Visualizing DeepSpeed Ulysses: Sequence Parallelism for 1M Context Windows

(darshanfofadiya.com)

1 points | by DARSHANFOFADIYA 6 hours ago ago

2 comments

I've been working on optimizing training for long-context models (70B+) and found that while Tensor Parallelism is well-documented, the newer "Unified" Sequence Parallelism techniques (like DeepSpeed Ulysses) are often treated as black boxes.

I wrote this deep dive to visualize exactly how we shard the Q, K, V projections and how the All-to-All communication primitives work during the attention step to handle 1M+ tokens.

The post covers:

The architectural difference between Ring Attention and Ulysses (and why Ulysses often wins on H100 clusters).

Diagrams of the specific "All-to-All" communication steps.

How to handle the KV-cache bottleneck without exploding memory.

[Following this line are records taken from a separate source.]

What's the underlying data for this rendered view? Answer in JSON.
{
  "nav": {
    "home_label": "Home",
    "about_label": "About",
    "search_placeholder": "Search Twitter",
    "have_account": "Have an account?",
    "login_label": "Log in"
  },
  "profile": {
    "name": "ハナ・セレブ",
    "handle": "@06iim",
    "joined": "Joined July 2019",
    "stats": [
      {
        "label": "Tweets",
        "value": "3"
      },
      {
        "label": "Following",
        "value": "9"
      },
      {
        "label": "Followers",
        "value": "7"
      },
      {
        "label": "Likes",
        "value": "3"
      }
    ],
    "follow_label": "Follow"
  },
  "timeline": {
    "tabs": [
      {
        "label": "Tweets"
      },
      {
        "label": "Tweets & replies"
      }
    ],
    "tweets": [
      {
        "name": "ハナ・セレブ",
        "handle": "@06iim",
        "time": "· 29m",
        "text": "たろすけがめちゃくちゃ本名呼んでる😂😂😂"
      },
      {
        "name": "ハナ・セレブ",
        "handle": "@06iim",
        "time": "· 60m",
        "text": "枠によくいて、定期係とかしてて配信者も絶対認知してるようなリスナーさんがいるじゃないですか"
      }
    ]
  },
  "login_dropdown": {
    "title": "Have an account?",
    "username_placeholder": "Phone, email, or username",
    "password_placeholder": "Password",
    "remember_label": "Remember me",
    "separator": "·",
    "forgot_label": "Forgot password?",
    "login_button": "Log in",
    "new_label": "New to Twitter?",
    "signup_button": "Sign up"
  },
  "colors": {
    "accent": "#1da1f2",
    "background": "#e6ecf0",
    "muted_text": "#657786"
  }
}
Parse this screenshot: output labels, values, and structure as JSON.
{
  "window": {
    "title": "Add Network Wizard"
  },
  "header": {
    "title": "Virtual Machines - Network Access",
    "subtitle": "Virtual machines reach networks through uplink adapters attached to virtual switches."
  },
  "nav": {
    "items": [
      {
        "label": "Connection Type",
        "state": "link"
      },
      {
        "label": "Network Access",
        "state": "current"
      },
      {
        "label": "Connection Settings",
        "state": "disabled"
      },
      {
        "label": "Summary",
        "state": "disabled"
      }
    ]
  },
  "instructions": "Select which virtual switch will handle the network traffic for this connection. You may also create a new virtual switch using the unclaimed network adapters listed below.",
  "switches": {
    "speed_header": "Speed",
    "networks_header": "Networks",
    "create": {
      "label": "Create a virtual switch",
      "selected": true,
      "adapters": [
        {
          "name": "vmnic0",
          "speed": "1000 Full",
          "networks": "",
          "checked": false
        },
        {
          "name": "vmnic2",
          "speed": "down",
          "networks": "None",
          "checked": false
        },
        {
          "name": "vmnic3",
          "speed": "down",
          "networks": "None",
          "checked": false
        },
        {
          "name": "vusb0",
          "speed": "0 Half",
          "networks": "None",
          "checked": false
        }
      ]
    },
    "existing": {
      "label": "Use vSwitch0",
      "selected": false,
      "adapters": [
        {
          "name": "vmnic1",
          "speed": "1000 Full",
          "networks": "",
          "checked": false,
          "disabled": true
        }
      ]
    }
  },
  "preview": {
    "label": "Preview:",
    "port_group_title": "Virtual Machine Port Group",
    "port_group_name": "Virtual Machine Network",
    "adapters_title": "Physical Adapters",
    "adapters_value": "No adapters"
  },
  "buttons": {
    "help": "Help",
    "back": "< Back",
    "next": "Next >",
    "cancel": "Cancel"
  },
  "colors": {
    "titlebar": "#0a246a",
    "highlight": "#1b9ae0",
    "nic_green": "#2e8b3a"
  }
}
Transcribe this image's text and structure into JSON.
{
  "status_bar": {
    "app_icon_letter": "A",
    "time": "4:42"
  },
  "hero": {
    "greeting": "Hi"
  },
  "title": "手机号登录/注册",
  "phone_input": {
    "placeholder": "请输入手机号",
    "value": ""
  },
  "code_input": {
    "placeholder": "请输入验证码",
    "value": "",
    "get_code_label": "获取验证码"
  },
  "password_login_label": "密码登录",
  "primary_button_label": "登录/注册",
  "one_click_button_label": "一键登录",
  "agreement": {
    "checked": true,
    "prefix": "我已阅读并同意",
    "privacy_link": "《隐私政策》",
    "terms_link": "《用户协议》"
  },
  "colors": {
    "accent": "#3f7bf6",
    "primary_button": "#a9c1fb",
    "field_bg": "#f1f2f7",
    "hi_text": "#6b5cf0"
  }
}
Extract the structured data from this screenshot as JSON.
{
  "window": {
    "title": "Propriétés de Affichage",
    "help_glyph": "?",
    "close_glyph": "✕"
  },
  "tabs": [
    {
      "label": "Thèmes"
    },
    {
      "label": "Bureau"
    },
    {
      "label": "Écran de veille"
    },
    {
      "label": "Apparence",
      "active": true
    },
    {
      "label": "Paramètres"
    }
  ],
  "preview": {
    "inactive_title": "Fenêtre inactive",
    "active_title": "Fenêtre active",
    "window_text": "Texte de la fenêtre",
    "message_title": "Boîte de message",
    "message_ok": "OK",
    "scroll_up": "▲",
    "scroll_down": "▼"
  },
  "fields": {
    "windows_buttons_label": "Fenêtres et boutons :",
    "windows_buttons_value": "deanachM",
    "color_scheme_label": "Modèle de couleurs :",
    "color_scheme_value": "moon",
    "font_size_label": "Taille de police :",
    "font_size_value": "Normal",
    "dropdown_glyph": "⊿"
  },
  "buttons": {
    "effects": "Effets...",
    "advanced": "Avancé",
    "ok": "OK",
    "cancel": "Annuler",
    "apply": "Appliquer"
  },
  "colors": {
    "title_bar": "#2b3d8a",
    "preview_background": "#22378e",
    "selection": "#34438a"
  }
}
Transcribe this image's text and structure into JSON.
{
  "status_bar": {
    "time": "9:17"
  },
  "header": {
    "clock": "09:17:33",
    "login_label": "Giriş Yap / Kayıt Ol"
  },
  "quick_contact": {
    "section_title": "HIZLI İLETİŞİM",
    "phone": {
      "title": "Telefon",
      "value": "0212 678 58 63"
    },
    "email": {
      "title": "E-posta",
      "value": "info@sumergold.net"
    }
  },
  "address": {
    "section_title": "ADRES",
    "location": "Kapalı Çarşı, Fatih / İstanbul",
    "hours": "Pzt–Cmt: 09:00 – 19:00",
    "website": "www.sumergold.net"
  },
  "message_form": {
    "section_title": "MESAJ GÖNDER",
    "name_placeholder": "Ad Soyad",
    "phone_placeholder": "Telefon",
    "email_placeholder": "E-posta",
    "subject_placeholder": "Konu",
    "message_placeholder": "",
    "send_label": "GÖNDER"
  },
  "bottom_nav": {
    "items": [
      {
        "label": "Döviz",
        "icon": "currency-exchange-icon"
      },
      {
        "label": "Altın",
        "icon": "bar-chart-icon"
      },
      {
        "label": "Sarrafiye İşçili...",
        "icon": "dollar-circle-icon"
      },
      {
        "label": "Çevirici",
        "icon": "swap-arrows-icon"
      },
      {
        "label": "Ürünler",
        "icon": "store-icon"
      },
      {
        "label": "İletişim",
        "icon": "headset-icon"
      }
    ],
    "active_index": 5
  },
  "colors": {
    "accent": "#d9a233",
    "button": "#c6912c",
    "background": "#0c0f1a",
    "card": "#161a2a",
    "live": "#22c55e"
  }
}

Happy to answer questions about the implementation or the communication cost analysis!

ClaireGz 6 hours ago

This is super helpful — most writeups skip over the actual communication steps, so seeing the All-to-All flow laid out makes it much clearer.

Curious from your experiments: at 1M+ context, does communication start dominating vs compute?

I keep seeing cases where bigger context windows are technically possible but don’t translate into better results unless the context is very structured, so I wonder where the real scaling limit ends up being in practice.